Former San Francisco Chronicle reporter May's (co-author: I, Who Did Not Die, 2017) parents separated when she was 5. Her troubled, emotionally distant mother moved her and her younger brother back to the rural home shared by her own mother and her mother's second husband, who tended beehives all over Carmel Valley in California. After the author's mother took to her room and refused to deal with the kids, the author spent most of her nonschool hours with "Grandpa," driving around in his old truck to inspect hives, learning about bees, and eventually assisting him to harvest honey in an old bus he had rigged up just for this purpose. May balances the familiar story of an inadequate mother who veers between neglect and occasional abuse with a clear portrayal of her gratitude for the thoughtful, dependable man who taught her to reach out beyond her toxic nuclear family and make her way into the wider world, encouraging her to go to college and not let herself be defined by her mother's weaknesses.

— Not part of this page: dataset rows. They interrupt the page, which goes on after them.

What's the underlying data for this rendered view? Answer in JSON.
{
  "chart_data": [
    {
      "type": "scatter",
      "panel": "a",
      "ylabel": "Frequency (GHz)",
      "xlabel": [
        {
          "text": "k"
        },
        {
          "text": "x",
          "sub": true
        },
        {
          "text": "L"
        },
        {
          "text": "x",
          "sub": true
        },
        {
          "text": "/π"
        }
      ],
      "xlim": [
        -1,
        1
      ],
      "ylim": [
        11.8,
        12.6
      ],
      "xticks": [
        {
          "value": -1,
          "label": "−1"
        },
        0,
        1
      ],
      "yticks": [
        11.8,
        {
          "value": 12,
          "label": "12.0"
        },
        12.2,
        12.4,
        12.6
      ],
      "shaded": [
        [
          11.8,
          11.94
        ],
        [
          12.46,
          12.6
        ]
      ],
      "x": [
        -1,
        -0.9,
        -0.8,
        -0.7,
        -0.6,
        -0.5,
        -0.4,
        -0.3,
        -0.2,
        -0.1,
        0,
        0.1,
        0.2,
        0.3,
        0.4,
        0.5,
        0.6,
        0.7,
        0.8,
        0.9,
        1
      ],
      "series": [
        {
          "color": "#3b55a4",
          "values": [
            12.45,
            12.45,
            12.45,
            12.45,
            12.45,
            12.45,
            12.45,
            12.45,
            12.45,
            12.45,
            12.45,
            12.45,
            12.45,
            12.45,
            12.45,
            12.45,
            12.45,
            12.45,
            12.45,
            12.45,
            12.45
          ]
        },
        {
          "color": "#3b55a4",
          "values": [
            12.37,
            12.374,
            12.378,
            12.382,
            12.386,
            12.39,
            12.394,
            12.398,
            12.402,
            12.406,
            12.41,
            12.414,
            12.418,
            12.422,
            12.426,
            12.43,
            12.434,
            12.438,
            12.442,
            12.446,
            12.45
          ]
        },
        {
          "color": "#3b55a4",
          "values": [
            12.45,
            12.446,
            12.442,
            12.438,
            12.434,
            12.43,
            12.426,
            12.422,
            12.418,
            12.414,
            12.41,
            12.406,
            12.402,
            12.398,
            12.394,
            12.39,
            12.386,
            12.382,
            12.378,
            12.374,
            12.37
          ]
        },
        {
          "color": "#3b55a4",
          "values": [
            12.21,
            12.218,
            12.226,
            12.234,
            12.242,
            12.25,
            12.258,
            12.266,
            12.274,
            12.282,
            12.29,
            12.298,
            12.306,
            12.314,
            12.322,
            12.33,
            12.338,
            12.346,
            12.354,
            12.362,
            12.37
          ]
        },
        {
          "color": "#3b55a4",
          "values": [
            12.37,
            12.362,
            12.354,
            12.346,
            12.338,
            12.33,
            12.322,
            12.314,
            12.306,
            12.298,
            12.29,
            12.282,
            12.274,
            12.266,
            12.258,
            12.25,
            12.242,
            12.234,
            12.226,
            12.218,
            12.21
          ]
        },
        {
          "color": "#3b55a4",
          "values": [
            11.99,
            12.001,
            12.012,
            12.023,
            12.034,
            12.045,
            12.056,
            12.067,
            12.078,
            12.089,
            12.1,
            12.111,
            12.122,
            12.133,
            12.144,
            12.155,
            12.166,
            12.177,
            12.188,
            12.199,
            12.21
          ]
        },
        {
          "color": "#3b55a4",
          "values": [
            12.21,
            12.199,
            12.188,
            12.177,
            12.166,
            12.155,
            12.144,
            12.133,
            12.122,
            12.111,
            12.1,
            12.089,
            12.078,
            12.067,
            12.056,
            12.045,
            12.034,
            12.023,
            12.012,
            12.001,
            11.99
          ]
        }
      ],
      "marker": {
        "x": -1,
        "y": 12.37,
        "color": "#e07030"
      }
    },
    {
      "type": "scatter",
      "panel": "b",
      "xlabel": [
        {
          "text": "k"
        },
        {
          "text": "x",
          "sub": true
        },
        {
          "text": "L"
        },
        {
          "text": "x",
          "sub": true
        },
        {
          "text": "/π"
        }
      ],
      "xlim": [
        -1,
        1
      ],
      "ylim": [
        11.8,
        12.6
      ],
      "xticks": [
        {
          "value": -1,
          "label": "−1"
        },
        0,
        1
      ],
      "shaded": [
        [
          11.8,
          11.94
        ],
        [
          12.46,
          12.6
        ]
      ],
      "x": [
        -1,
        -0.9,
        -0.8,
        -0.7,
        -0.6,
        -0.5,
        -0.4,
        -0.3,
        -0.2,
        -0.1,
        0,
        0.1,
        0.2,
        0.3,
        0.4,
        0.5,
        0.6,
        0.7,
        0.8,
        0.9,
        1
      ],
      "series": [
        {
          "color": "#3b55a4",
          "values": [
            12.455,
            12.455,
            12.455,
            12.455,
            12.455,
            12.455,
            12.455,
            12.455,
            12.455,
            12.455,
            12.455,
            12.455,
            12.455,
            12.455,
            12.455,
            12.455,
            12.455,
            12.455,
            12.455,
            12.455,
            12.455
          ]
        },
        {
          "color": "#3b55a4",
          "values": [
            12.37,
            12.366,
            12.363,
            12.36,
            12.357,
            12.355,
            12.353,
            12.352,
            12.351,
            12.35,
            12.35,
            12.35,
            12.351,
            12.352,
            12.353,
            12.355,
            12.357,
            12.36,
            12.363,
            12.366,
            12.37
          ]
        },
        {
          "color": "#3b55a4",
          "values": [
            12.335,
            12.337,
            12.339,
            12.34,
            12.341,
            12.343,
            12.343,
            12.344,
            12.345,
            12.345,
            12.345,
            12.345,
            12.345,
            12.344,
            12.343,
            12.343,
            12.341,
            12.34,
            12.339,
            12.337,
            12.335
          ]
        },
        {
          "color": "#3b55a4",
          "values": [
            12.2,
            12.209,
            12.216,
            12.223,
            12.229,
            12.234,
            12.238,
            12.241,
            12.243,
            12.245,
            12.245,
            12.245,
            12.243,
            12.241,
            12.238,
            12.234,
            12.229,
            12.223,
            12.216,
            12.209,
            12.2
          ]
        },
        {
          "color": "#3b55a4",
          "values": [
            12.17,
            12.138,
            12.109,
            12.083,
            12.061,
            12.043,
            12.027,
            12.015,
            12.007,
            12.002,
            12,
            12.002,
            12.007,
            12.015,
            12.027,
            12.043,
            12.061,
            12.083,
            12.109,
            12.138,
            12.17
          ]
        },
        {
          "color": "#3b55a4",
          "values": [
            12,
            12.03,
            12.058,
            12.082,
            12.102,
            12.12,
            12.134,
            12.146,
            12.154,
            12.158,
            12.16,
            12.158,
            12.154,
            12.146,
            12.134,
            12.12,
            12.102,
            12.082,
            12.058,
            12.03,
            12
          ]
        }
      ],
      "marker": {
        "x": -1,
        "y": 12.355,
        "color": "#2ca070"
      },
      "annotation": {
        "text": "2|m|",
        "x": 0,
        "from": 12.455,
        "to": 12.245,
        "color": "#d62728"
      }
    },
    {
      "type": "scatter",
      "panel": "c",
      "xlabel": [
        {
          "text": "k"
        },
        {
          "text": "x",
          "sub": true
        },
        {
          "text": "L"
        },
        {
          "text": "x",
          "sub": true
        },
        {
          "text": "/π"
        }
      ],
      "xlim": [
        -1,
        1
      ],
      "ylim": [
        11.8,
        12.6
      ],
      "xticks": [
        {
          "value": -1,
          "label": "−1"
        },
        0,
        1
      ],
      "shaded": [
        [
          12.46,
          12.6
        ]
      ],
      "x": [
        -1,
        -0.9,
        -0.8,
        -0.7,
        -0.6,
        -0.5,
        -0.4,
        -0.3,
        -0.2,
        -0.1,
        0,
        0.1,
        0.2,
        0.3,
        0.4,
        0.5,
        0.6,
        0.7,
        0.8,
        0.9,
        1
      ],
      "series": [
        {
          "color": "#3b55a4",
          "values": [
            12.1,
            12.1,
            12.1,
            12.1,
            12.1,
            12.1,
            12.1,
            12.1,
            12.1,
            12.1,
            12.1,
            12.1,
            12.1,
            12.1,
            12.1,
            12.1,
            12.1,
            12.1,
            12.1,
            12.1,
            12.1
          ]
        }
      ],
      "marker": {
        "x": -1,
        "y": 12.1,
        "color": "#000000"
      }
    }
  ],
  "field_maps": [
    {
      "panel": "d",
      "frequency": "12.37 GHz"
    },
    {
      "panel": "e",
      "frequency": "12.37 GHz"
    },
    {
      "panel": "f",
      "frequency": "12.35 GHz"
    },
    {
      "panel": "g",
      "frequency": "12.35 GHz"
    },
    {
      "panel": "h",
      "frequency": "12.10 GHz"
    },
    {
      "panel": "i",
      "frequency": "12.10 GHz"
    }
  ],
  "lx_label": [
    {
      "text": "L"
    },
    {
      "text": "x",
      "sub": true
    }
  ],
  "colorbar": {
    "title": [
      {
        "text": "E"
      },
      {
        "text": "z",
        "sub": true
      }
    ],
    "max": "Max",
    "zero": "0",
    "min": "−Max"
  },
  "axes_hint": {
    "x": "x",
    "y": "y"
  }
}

Her love of nature, too, and particularly of the unexpected intricacies of the ways bees behave, has provided her with a sense of peace and perspective. "Over time," she writes, "the more I discovered about the inner world of honeybees, the more sense I was able to make of the outer world of people." May also weaves into the narrative intriguing facts about the social lives and roles of honeybees, and she describes with affection the details of the process of producing honey and the role the beekeeper plays in the lives of bees. While her subject may be honeybees, they serve as a launching point for a tale of self-discovery and the natural world at large.
A fascinating and hopeful book of family, bees, and how "even when [children] are overwhelmed with despair, nature has special ways to keep them safe."